Self Connection Activity: Harmless Preference Practice

This is a great activity if you find it difficult to state and or act on what you want. This activity is called harmless as it intentionally starts with exploring our preferences that have minimal impact on others. It is based in the idea that we can be disconnected from our preferences, 'our self' by constant or intense resistance and correction to our personal preferences in days gone by. As if we were ‘wrong’ or ‘bad’ to have our individual preference. Please do not get into the why this was so. Perhaps there was a valid reason for this to have occurred, perhaps not, it does not matter today. What matters today is what choices are before you now.

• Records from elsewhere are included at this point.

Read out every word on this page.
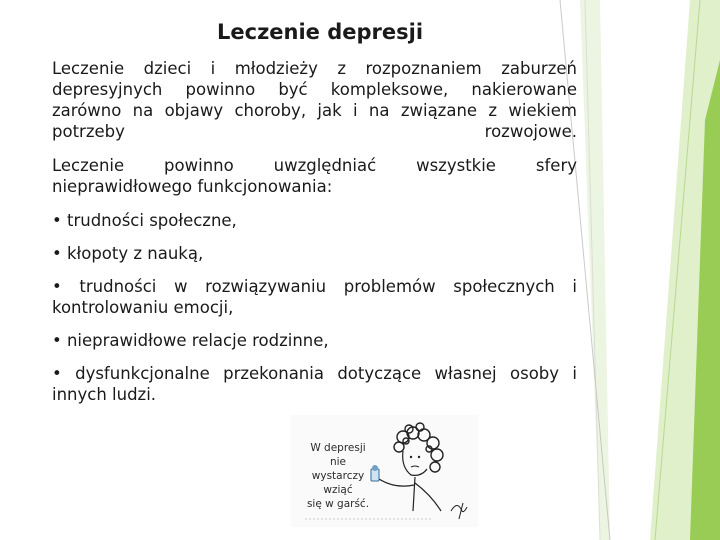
Leczenie depresji

Leczenie dzieci i młodzieży z rozpoznaniem zaburzeń depresyjnych powinno być kompleksowe, nakierowane zarówno na objawy choroby, jak i na związane z wiekiem potrzeby rozwojowe.

Leczenie powinno uwzględniać wszystkie sfery nieprawidłowego funkcjonowania:

• trudności społeczne,

• kłopoty z nauką,

• trudności w rozwiązywaniu problemów społecznych i kontrolowaniu emocji,

• nieprawidłowe relacje rodzinne,

• dysfunkcjonalne przekonania dotyczące własnej osoby i innych ludzi.

W depresji
nie
wystarczy
wziąć
się w garść.
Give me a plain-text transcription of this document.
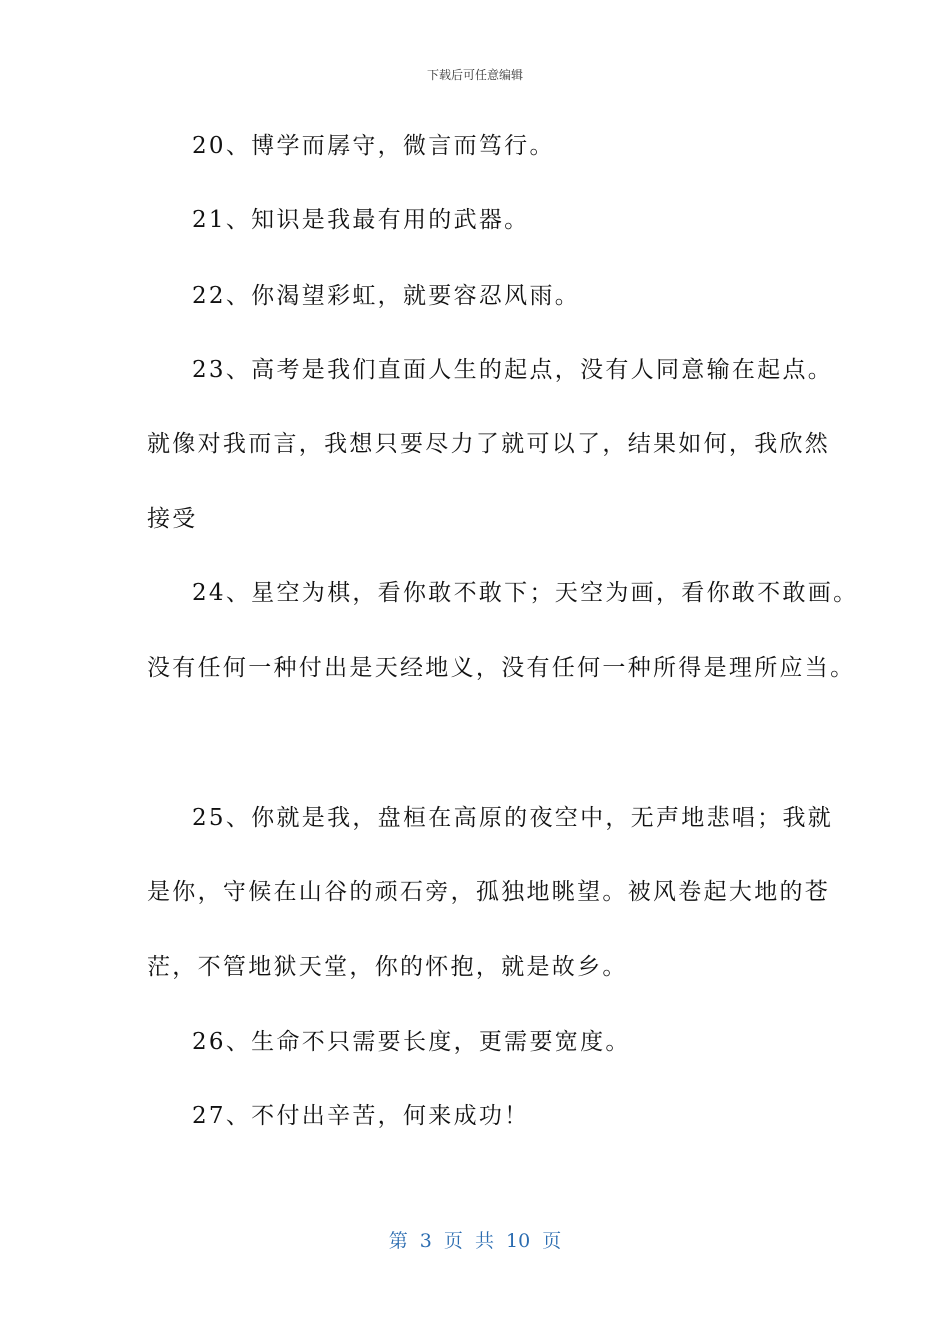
下载后可任意编辑
20、博学而孱守，微言而笃行。
21、知识是我最有用的武器。
22、你渴望彩虹，就要容忍风雨。
23、高考是我们直面人生的起点，没有人同意输在起点。
就像对我而言，我想只要尽力了就可以了，结果如何，我欣然
接受
24、星空为棋，看你敢不敢下；天空为画，看你敢不敢画。
没有任何一种付出是天经地义，没有任何一种所得是理所应当。
25、你就是我，盘桓在高原的夜空中，无声地悲唱；我就
是你，守候在山谷的顽石旁，孤独地眺望。被风卷起大地的苍
茫，不管地狱天堂，你的怀抱，就是故乡。
26、生命不只需要长度，更需要宽度。
27、不付出辛苦，何来成功！
第 3 页 共 10 页
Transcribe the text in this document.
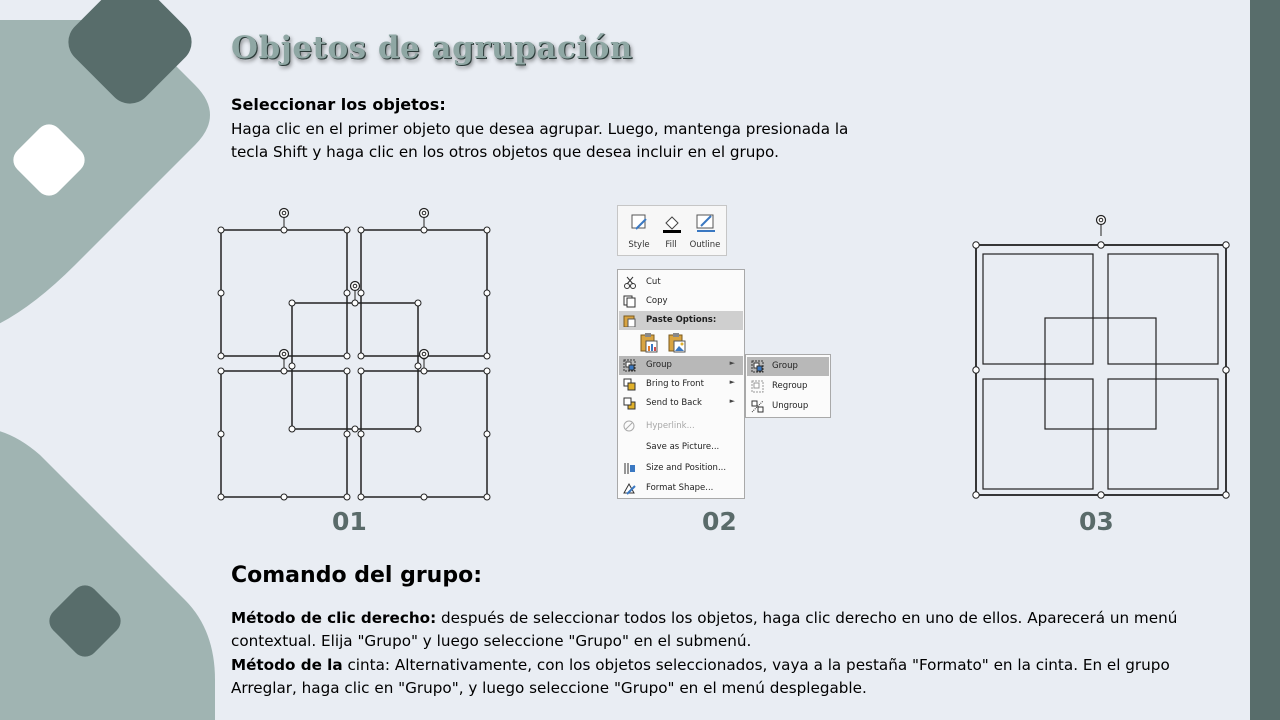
Objetos de agrupación
Seleccionar los objetos:
Haga clic en el primer objeto que desea agrupar. Luego, mantenga presionada la tecla Shift y haga clic en los otros objetos que desea incluir en el grupo.
Style	Fill	Outline
Cut
Copy
Paste Options:
Group	►
Bring to Front	►
Send to Back	►
Hyperlink...
Save as Picture...
Size and Position...
Format Shape...
Group
Regroup
Ungroup
01	02	03
Comando del grupo:
Método de clic derecho: después de seleccionar todos los objetos, haga clic derecho en uno de ellos. Aparecerá un menú contextual. Elija "Grupo" y luego seleccione "Grupo" en el submenú.
Método de la cinta: Alternativamente, con los objetos seleccionados, vaya a la pestaña "Formato" en la cinta. En el grupo Arreglar, haga clic en "Grupo", y luego seleccione "Grupo" en el menú desplegable.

This activity requires you to consider little things you do that have little impact on others. Things you do automatically, when you might prefer something different. For example perhaps you were always told you had to have vegemite on your sandwich. Could you now go for jam, or cheese, or meat? If you have a clear preference, do it. If you don’t, try something different each day or week or explore and discover a preference. Perhaps your preference is to change each day. Another harmless example could be preferred flavour of ices cream, preferred style of shoes, color of socks or your hair, or which brand of phone you use. If someone demands you do what they prefer, you could ask why? Gather the information and consider for yourself if it is a good reason to change your preference.


With practice you can venture into higher risk areas, perhaps what movie to go to, how much time you spend with individuals, or even if you do. Do you really want to go to ‘that’ family gathering? The requirements for this activity are:


1) You are intentionally choosing to do something you want to do

2) It is ok to explore

3) The choice is not likely to cause any harm. Remember all techniques are based in Respectful Communication and Relationship practices.

Emotional harm is a bit tricky and a little more advanced. For consideration of emotional harm you’ll need to have a good understanding of what actions can cause emotional harm and be developing the ability to distinguish between inflicted emotional harm and perceived emotional harm, as well as the intricacies of this interplay. I do not support the notion that we cannot emotionally harm each other; at the same time taking responsibility for our emotional well being is key aspect of self-determination.*

4) Don’t take it too seriously

5) When you discover something that adds value to your life increase the incidence of that experience in your life.



*If you are comfortable with your emotional awareness around distinguishing and managing acts that can cause emotional wounds and potentially emotional manipulation you can consider Daring Preference Practices.